Nutrition’s Narrow Line: Exploring the Diet-Cancer Link
The debate about the function of environmental elements in rising most cancers threat stays unresolved. While epidemiological analysis signifies that parts like weight-reduction plan can contribute to most cancers, significantly in the case of colon most cancers, the actual mechanisms by which dietary elements may enhance most cancers susceptibility are nonetheless unclear.
In a examine printed in Cancer Research Communications, a journal of the American Association for Cancer Research, a workforce led by researchers at Baylor College of Medicine reveals a mechanism by which dietary folate enhances colon most cancers threat in an animal mannequin. The findings additionally spotlight the want for monitoring the long-term security of folate food fortification and ensuing cancer-promoting results, significantly given the rising incidence of early-onset colon most cancers in the United States over the previous 20 years.
Mechanistic Pathway from Diet to Colon Cancer
“In this study we show a mechanistic pathway from diet to colon cancer in an animal model,” mentioned corresponding writer Dr. Lanlan Shen, professor of pediatrics – nutrition at Baylor and a member of the Dan L Duncan Comprehensive Cancer Center. “We investigated whether or not this pathway concerned epigenetics, a system of bookmarking DNA that determines which genes will or won’t be expressed in a cell. Epigenetics is one-way cells can management the actions of their genes with out altering the DNA sequence and is intently linked to the setting.”
Cells bookmark genes by including small chemical modifications to the DNA. Methyl teams are considered one of these chemical modifications, and folate and different related vitamins are instantly concerned in the metabolic pathway resulting in DNA methylation. “Understanding this link between our meals and how our genes work is a big deal.

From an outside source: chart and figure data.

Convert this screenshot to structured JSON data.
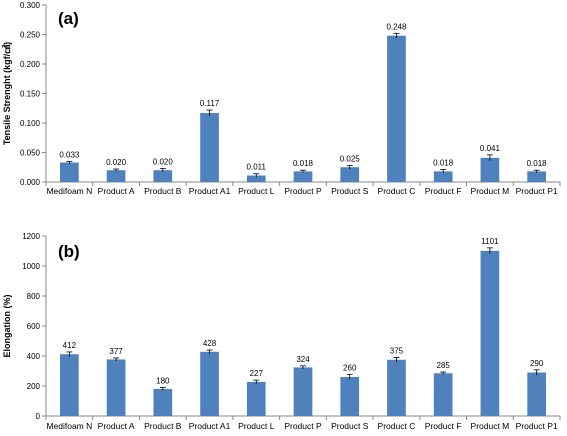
{
  "chart_data": [
    {
      "type": "bar",
      "panel_label": "(a)",
      "ylabel": "Tensile Strenght (kgf/㎠)",
      "xlabel": "",
      "ylim": [
        0,
        0.3
      ],
      "yticks": [
        "0.000",
        "0.050",
        "0.100",
        "0.150",
        "0.200",
        "0.250",
        "0.300"
      ],
      "ytick_values": [
        0,
        0.05,
        0.1,
        0.15,
        0.2,
        0.25,
        0.3
      ],
      "categories": [
        "Medifoam N",
        "Product A",
        "Product B",
        "Product A1",
        "Product L",
        "Product P",
        "Product S",
        "Product C",
        "Product F",
        "Product M",
        "Product P1"
      ],
      "values": [
        0.033,
        0.02,
        0.02,
        0.117,
        0.011,
        0.018,
        0.025,
        0.248,
        0.018,
        0.041,
        0.018
      ],
      "errors": [
        0.002,
        0.002,
        0.003,
        0.005,
        0.003,
        0.002,
        0.003,
        0.004,
        0.003,
        0.005,
        0.002
      ],
      "data_labels": [
        "0.033",
        "0.020",
        "0.020",
        "0.117",
        "0.011",
        "0.018",
        "0.025",
        "0.248",
        "0.018",
        "0.041",
        "0.018"
      ],
      "bar_color": "#4f81bd",
      "grid": false
    },
    {
      "type": "bar",
      "panel_label": "(b)",
      "ylabel": "Elongation (%)",
      "xlabel": "",
      "ylim": [
        0,
        1200
      ],
      "yticks": [
        "0",
        "200",
        "400",
        "600",
        "800",
        "1000",
        "1200"
      ],
      "ytick_values": [
        0,
        200,
        400,
        600,
        800,
        1000,
        1200
      ],
      "categories": [
        "Medifoam N",
        "Product A",
        "Product B",
        "Product A1",
        "Product L",
        "Product P",
        "Product S",
        "Product C",
        "Product F",
        "Product M",
        "Product P1"
      ],
      "values": [
        412,
        377,
        180,
        428,
        227,
        324,
        260,
        375,
        285,
        1101,
        290
      ],
      "errors": [
        15,
        10,
        10,
        12,
        12,
        10,
        18,
        15,
        8,
        20,
        18
      ],
      "data_labels": [
        "412",
        "377",
        "180",
        "428",
        "227",
        "324",
        "260",
        "375",
        "285",
        "1101",
        "290"
      ],
      "bar_color": "#4f81bd",
      "grid": false
    }
  ]
}
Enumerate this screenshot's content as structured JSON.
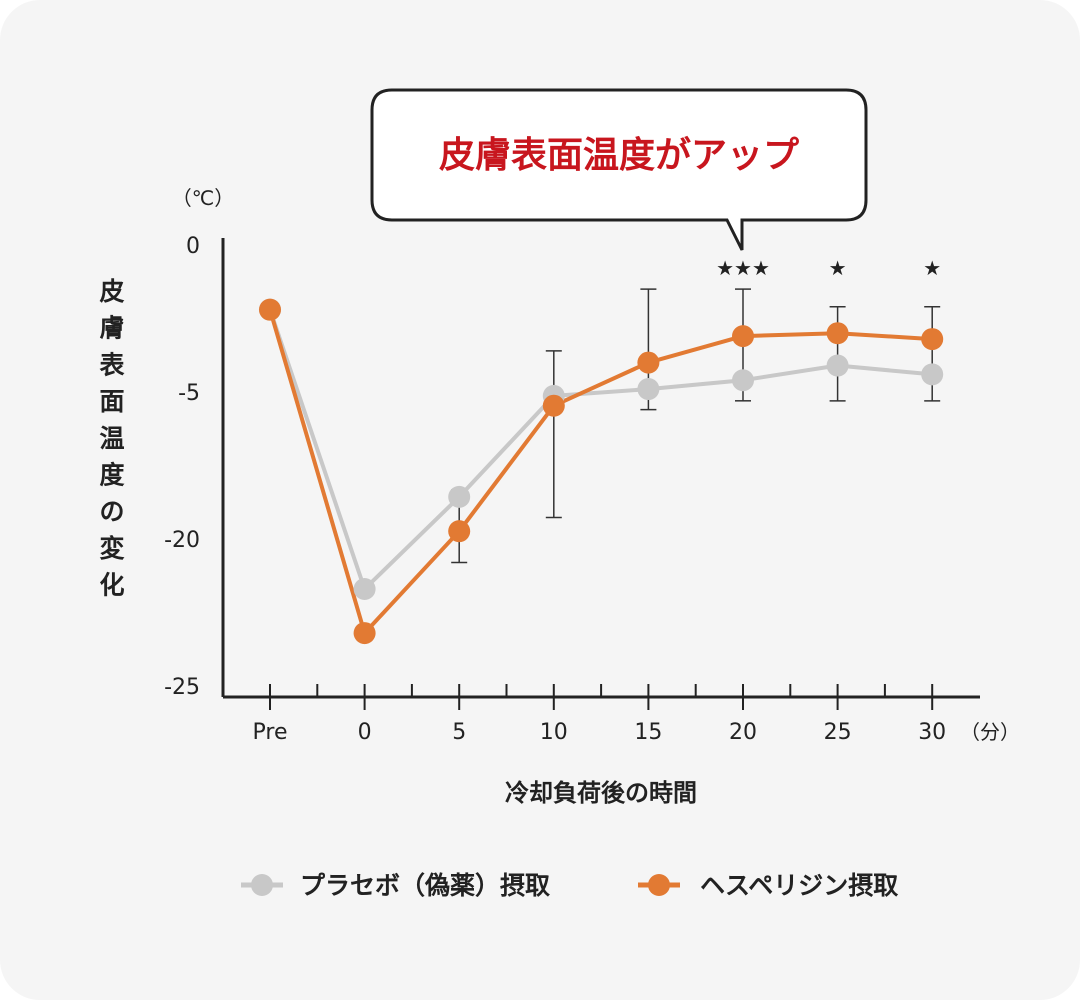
{
  "chart_data": {
    "type": "line",
    "ylabel": "皮膚表面温度の変化",
    "y_unit": "（℃）",
    "xlabel": "冷却負荷後の時間",
    "x_unit": "（分）",
    "categories": [
      "Pre",
      "0",
      "5",
      "10",
      "15",
      "20",
      "25",
      "30"
    ],
    "y_ticks": [
      "0",
      "-5",
      "-20",
      "-25"
    ],
    "y_tick_values": [
      0,
      -5,
      -20,
      -25
    ],
    "note": "The printed y ticks (0, -5, -20, -25) are spaced evenly; point values below are read in those printed tick units.",
    "series": [
      {
        "name": "プラセボ（偽薬）摂取",
        "color": "#c8c8c8",
        "values": [
          -2.2,
          -21.7,
          -15.7,
          -5.4,
          -4.9,
          -4.6,
          -4.1,
          -4.4
        ]
      },
      {
        "name": "ヘスペリジン摂取",
        "color": "#e27a33",
        "values": [
          -2.2,
          -23.2,
          -19.2,
          -6.4,
          -4.0,
          -3.1,
          -3.0,
          -3.2
        ],
        "error_low": [
          null,
          null,
          -20.8,
          -17.8,
          -6.8,
          -5.9,
          -5.9,
          -5.9
        ],
        "error_high": [
          null,
          null,
          -15.0,
          -3.6,
          -1.5,
          -1.5,
          -2.1,
          -2.1
        ]
      }
    ],
    "significance": [
      "",
      "",
      "",
      "",
      "",
      "★★★",
      "★",
      "★"
    ],
    "callout": {
      "text": "皮膚表面温度がアップ",
      "color": "#c8161e"
    },
    "grid": false,
    "legend_position": "bottom"
  }
}
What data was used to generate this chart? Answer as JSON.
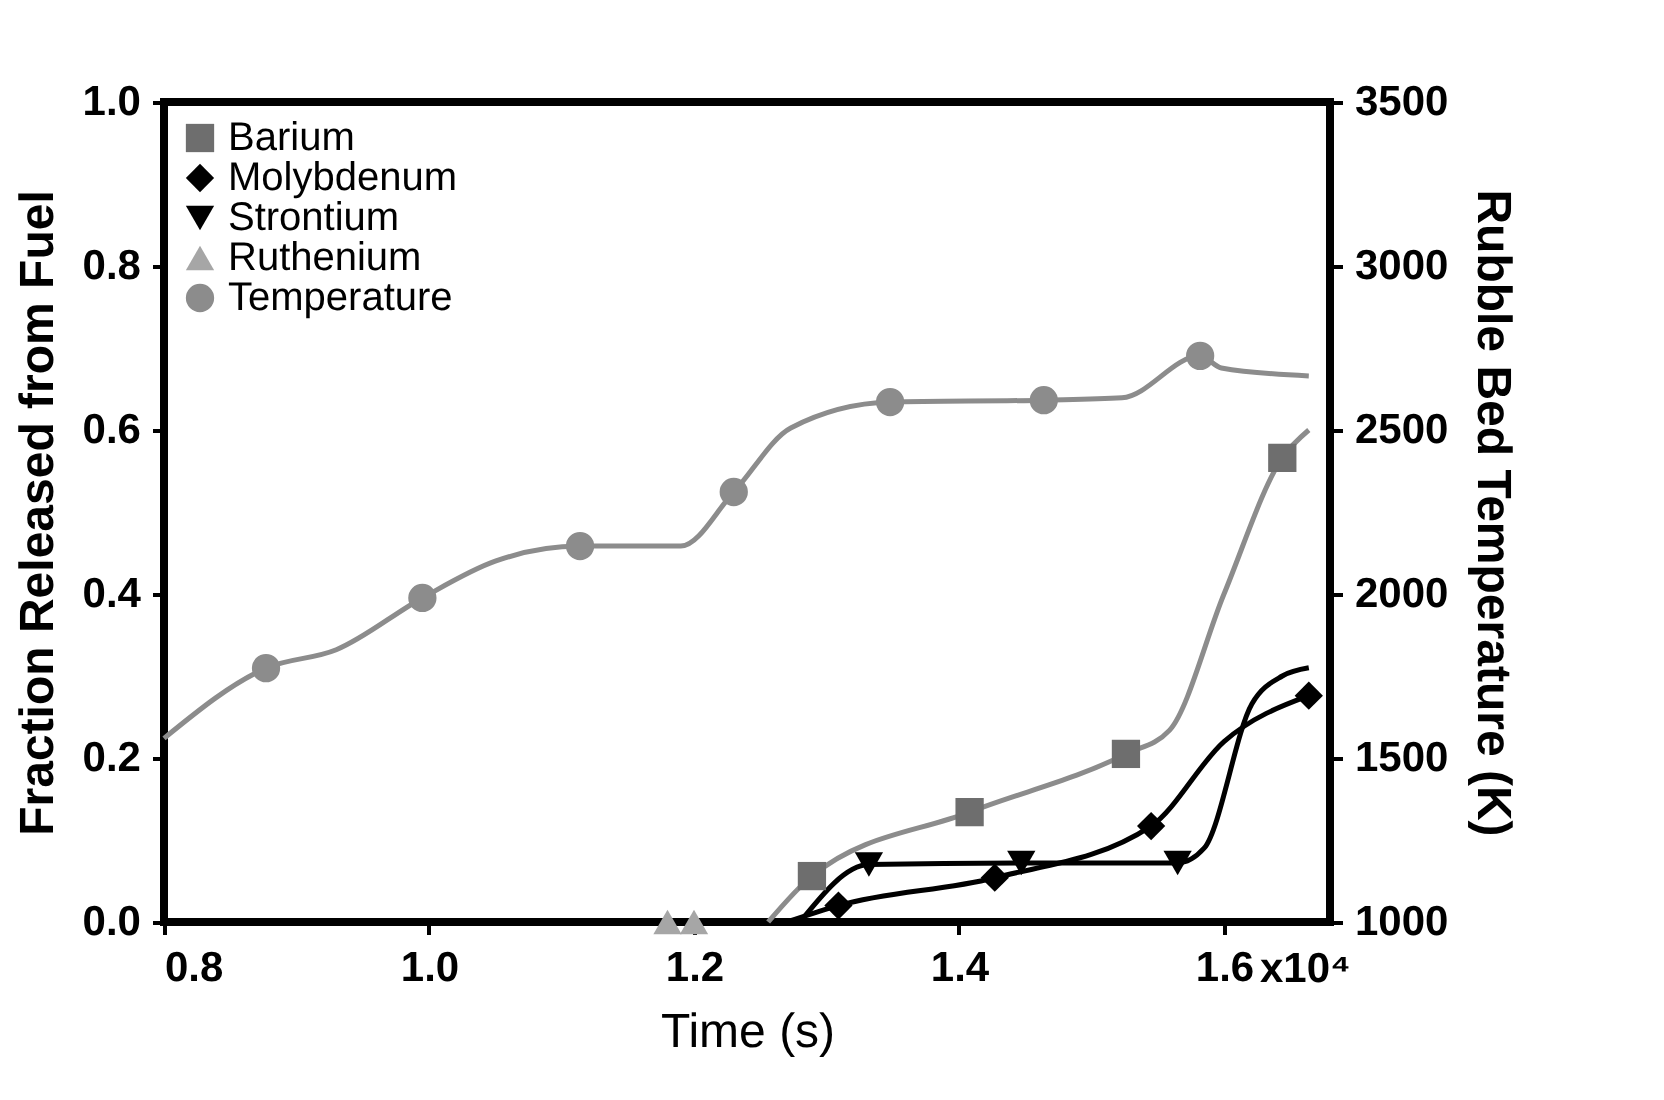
{
  "chart_data": {
    "type": "line",
    "xlabel": "Time (s)",
    "ylabel": "Fraction Released from Fuel",
    "y2label": "Rubble Bed Temperature (K)",
    "xlim": [
      0.8,
      1.68
    ],
    "xticks": [
      {
        "value": 0.8,
        "label": "0.8"
      },
      {
        "value": 1.0,
        "label": "1.0"
      },
      {
        "value": 1.2,
        "label": "1.2"
      },
      {
        "value": 1.4,
        "label": "1.4"
      },
      {
        "value": 1.6,
        "label": "1.6"
      }
    ],
    "annotations": [
      "x10⁴"
    ],
    "ylim": [
      0,
      1
    ],
    "yticks": [
      {
        "value": 0,
        "label": "0.0"
      },
      {
        "value": 0.2,
        "label": "0.2"
      },
      {
        "value": 0.4,
        "label": "0.4"
      },
      {
        "value": 0.6,
        "label": "0.6"
      },
      {
        "value": 0.8,
        "label": "0.8"
      },
      {
        "value": 1,
        "label": "1.0"
      }
    ],
    "y2lim": [
      1000,
      3500
    ],
    "y2ticks": [
      1000,
      1500,
      2000,
      2500,
      3000,
      3500
    ],
    "grid": false,
    "legend": "top left",
    "series": [
      {
        "type": "line",
        "marker": "none",
        "color": "#8c8c8c",
        "x": [
          1.256,
          1.289,
          1.408,
          1.526,
          1.559,
          1.6,
          1.644,
          1.664
        ],
        "values": [
          0,
          0.056,
          0.134,
          0.205,
          0.234,
          0.4,
          0.566,
          0.6
        ]
      },
      {
        "type": "line",
        "marker": "none",
        "color": "#000000",
        "x": [
          1.27,
          1.309,
          1.427,
          1.545,
          1.6,
          1.664
        ],
        "values": [
          0,
          0.02,
          0.054,
          0.117,
          0.22,
          0.276
        ]
      },
      {
        "type": "line",
        "marker": "none",
        "color": "#000000",
        "x": [
          1.28,
          1.332,
          1.447,
          1.565,
          1.585,
          1.621,
          1.644,
          1.664
        ],
        "values": [
          0,
          0.07,
          0.072,
          0.072,
          0.09,
          0.266,
          0.3,
          0.31
        ]
      },
      {
        "type": "line",
        "marker": "none",
        "color": "#8c8c8c",
        "axis": "y2",
        "x": [
          0.8,
          0.877,
          0.93,
          0.995,
          1.05,
          1.114,
          1.19,
          1.23,
          1.273,
          1.348,
          1.464,
          1.523,
          1.582,
          1.598,
          1.664
        ],
        "values": [
          1560,
          1774,
          1830,
          1988,
          2100,
          2146,
          2146,
          2311,
          2506,
          2585,
          2591,
          2598,
          2726,
          2689,
          2665
        ]
      },
      {
        "name": "Barium",
        "type": "scatter",
        "marker": "square",
        "color": "#6e6e6e",
        "x": [
          1.289,
          1.408,
          1.526,
          1.644
        ],
        "values": [
          0.056,
          0.134,
          0.205,
          0.566
        ]
      },
      {
        "name": "Molybdenum",
        "type": "scatter",
        "marker": "diamond",
        "color": "#000000",
        "x": [
          1.309,
          1.427,
          1.545,
          1.664
        ],
        "values": [
          0.02,
          0.054,
          0.117,
          0.276
        ]
      },
      {
        "name": "Strontium",
        "type": "scatter",
        "marker": "triangle-down",
        "color": "#000000",
        "x": [
          1.332,
          1.447,
          1.565
        ],
        "values": [
          0.07,
          0.072,
          0.072
        ]
      },
      {
        "name": "Ruthenium",
        "type": "scatter",
        "marker": "triangle",
        "color": "#a6a6a6",
        "x": [
          1.18,
          1.2
        ],
        "values": [
          0,
          0
        ]
      },
      {
        "name": "Temperature",
        "type": "scatter",
        "marker": "circle",
        "color": "#8c8c8c",
        "axis": "y2",
        "x": [
          0.877,
          0.995,
          1.114,
          1.23,
          1.348,
          1.464,
          1.582
        ],
        "values": [
          1774,
          1988,
          2146,
          2311,
          2585,
          2591,
          2726
        ]
      }
    ]
  }
}
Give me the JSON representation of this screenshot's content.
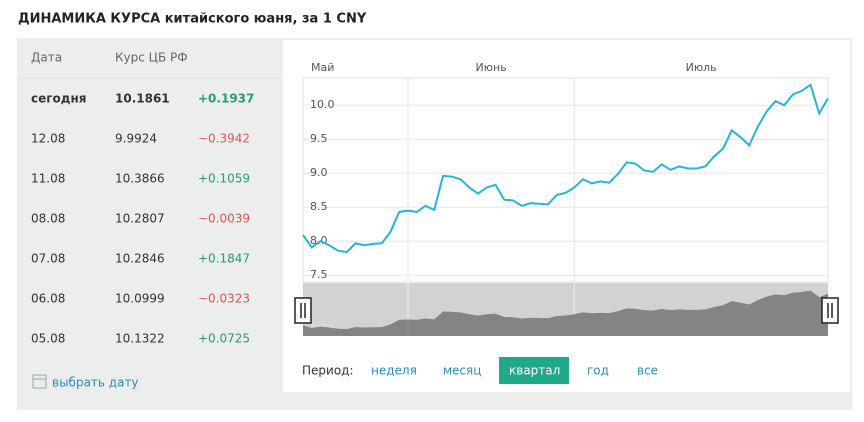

It’s like finding a missing piece of a puzzle we’re getting closer to solving about how to keep our bodies healthy,” Shen mentioned.
Dietary Folate’s Effects on Colon Cancer Development
In the present examine, the researchers examined the impact of dietary folate on colon most cancers improvement of their animal mannequin. The workforce discovered that animals on the folate-supplemented weight-reduction plan had a considerably shortened general survival and extra tumors in addition to bigger tumors in comparison with the animals in the non-supplemented weight-reduction plan. A more in-depth take a look at the tumors revealed the presence of tumor-associated macrophages, a sort of immune cell infiltration that’s clinically related to immunosuppression and poor prognosis in colorectal most cancers sufferers. The tumors additionally had been extremely proliferative.
“Importantly, we observed substantially increased epigenetic methylation of gene p16 – a gene involved in colon cancer development – in animals on the supplemented diet compared to controls,” Shen mentioned. “These findings illuminate a direct link between dietary folate and accelerated tumor development in the colon.”
This examine gives priceless insights into how the setting can affect most cancers threat, opening new avenues to deal with or stop colon most cancers, considered one of the most typical cancers and the second main reason for most cancers loss of life in the United States.
Reference: “Dietary Folate and Cofactors Accelerate Age-dependent p16 Epimutation to Promote Intestinal Tumorigenesis” by Li Yang, Robert C. Peery, Leah M. Farmer, Xia Gao, Yiqun Zhang, Chad J. Creighton, Lanjing Zhang and Lanlan Shen, 19 January 2024, Cancer Research Communications.
DOI: 10.1158/2767-9764.CRC-23-0356
Li Yang, Robert Peery, Leah Farmer, Xia Gao, Yiqun Zhang, Chad J. Creighton and Lanjing Zhang additionally contributed to this examine. The authors are affiliated with a number of of the following establishments: Baylor College of Medicine, Princeton Medical Center, and Rutgers University.
This work was supported by grants from the U.S. Department of Agriculture (CRIS 3092-51000-060) and the National Institutes of Health (R01HD100914 and R01CA233472). Further help was supplied by NIH/NCI grant R00CA237618, USDA 3092-51000-064-05, and the Cancer Prevention and Research Institute of Texas Scholar in Cancer Prevention and Research Award PR210056.